Miller decided the only way out is to blow the ship into two parts.  The part with the gravity drive would go back from whence it came, while the forward section would be a lifeboat.  While he’s in the back of the ship, he’s attacked by manifestations of the man he abandoned in the fire years ago [an astronaut named Corrick], and of the recently-departed Dr. Weir.  Weir shows Miller what he can expect when he gets to the other side – visions of his crew suffering the same fate [and in the same way] as that of the Event Horizon.  He fights off the manifestations of Corrick and Weir and sets off the explosives.  His plan worked -  the Event Horizon went back to the other dimension [presumably Hell], while Lt. Starck and two other astronauts escaped to safety on the “lifeboat.”  When they were rescued, Lt. Starck was awakened from her deep sleep, only to see a vision of the eyeless Dr. Weir as one of her rescuers.  She starts to scream uncontrollably – the door closes…

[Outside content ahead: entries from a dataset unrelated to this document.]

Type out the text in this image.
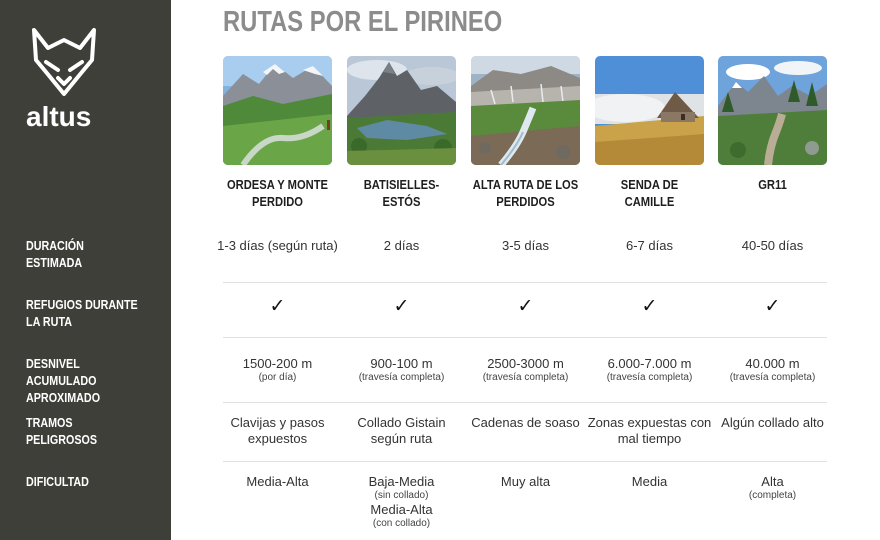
altus
DURACIÓN ESTIMADA
REFUGIOS DURANTE LA RUTA
DESNIVEL ACUMULADO APROXIMADO
TRAMOS PELIGROSOS
DIFICULTAD
RUTAS POR EL PIRINEO
ORDESA Y MONTE PERDIDO
1-3 días (según ruta)
✓
1500-200 m
(por día)
Clavijas y pasos expuestos
Media-Alta
BATISIELLES-ESTÓS
2 días
✓
900-100 m
(travesía completa)
Collado Gistain según ruta
Baja-Media
(sin collado)
Media-Alta
(con collado)
ALTA RUTA DE LOS PERDIDOS
3-5 días
✓
2500-3000 m
(travesía completa)
Cadenas de soaso
Muy alta
SENDA DE CAMILLE
6-7 días
✓
6.000-7.000 m
(travesía completa)
Zonas expuestas con mal tiempo
Media
GR11
40-50 días
✓
40.000 m
(travesía completa)
Algún collado alto
Alta
(completa)
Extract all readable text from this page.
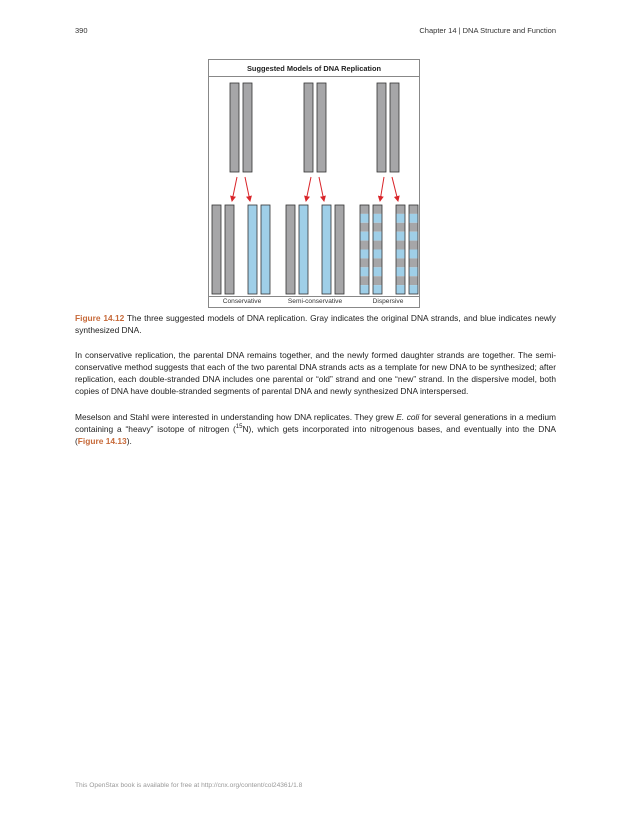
390	Chapter 14 | DNA Structure and Function
Suggested Models of DNA Replication
Conservative	Semi-conservative	Dispersive
Figure 14.12 The three suggested models of DNA replication. Gray indicates the original DNA strands, and blue indicates newly synthesized DNA.

In conservative replication, the parental DNA remains together, and the newly formed daughter strands are together. The semi-conservative method suggests that each of the two parental DNA strands acts as a template for new DNA to be synthesized; after replication, each double-stranded DNA includes one parental or “old” strand and one “new” strand. In the dispersive model, both copies of DNA have double-stranded segments of parental DNA and newly synthesized DNA interspersed.

Meselson and Stahl were interested in understanding how DNA replicates. They grew E. coli for several generations in a medium containing a “heavy” isotope of nitrogen ($^{15}$N), which gets incorporated into nitrogenous bases, and eventually into the DNA (Figure 14.13).

This OpenStax book is available for free at http://cnx.org/content/col24361/1.8
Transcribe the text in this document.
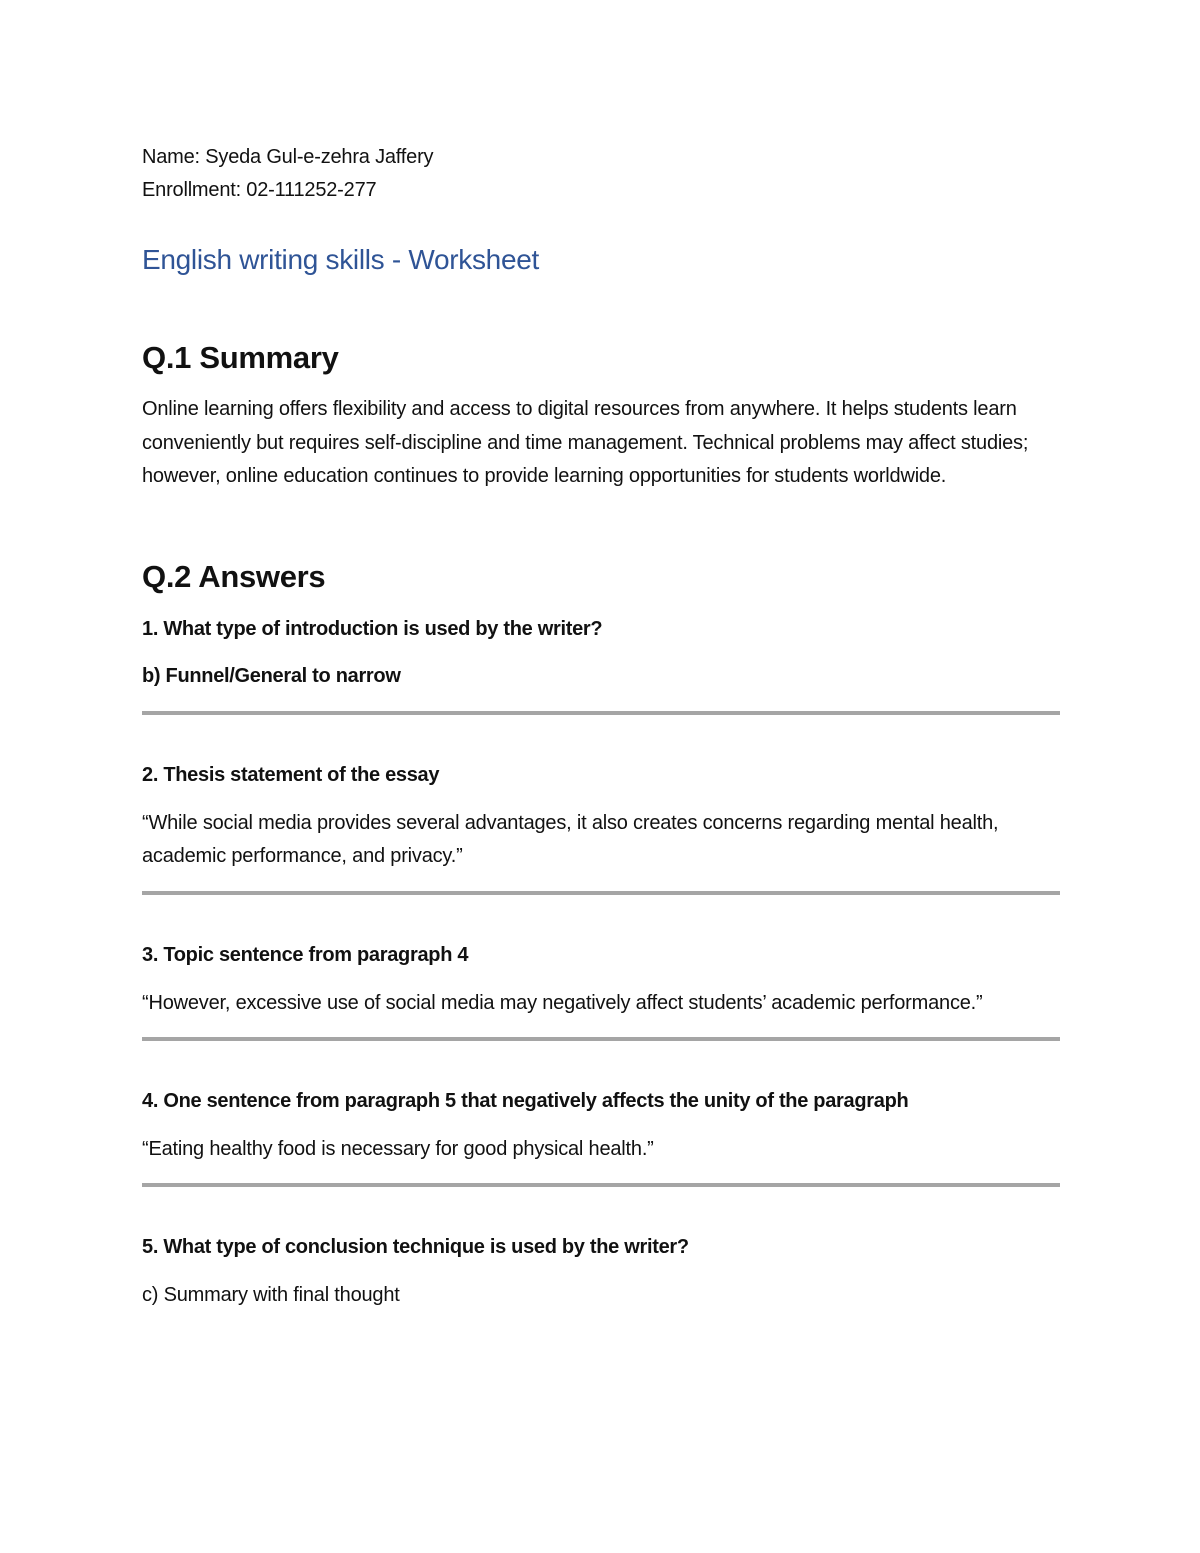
Name: Syeda Gul-e-zehra Jaffery

Enrollment: 02-111252-277

English writing skills - Worksheet
Q.1 Summary

Online learning offers flexibility and access to digital resources from anywhere. It helps students learn conveniently but requires self-discipline and time management. Technical problems may affect studies; however, online education continues to provide learning opportunities for students worldwide.

Q.2 Answers

1. What type of introduction is used by the writer?

b) Funnel/General to narrow

2. Thesis statement of the essay

“While social media provides several advantages, it also creates concerns regarding mental health, academic performance, and privacy.”

3. Topic sentence from paragraph 4

“However, excessive use of social media may negatively affect students’ academic performance.”

4. One sentence from paragraph 5 that negatively affects the unity of the paragraph

“Eating healthy food is necessary for good physical health.”

5. What type of conclusion technique is used by the writer?

c) Summary with final thought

Event Horizon didn’t do so well at the box office, but thanks to Encore it’s a cult classic in the Howard house.  It’s just a little over 90 minutes, and it doesn’t drag.  The visions of the eyeless Dr. Weir are too creepy for words.  They’re what I call “Whoa! moments” – those things that are so unexpected, so intense they just blow your mind when they happen.  Event Horizon has enough “Whoa! moments” to keep it interesting, which is what every good horror movie needs.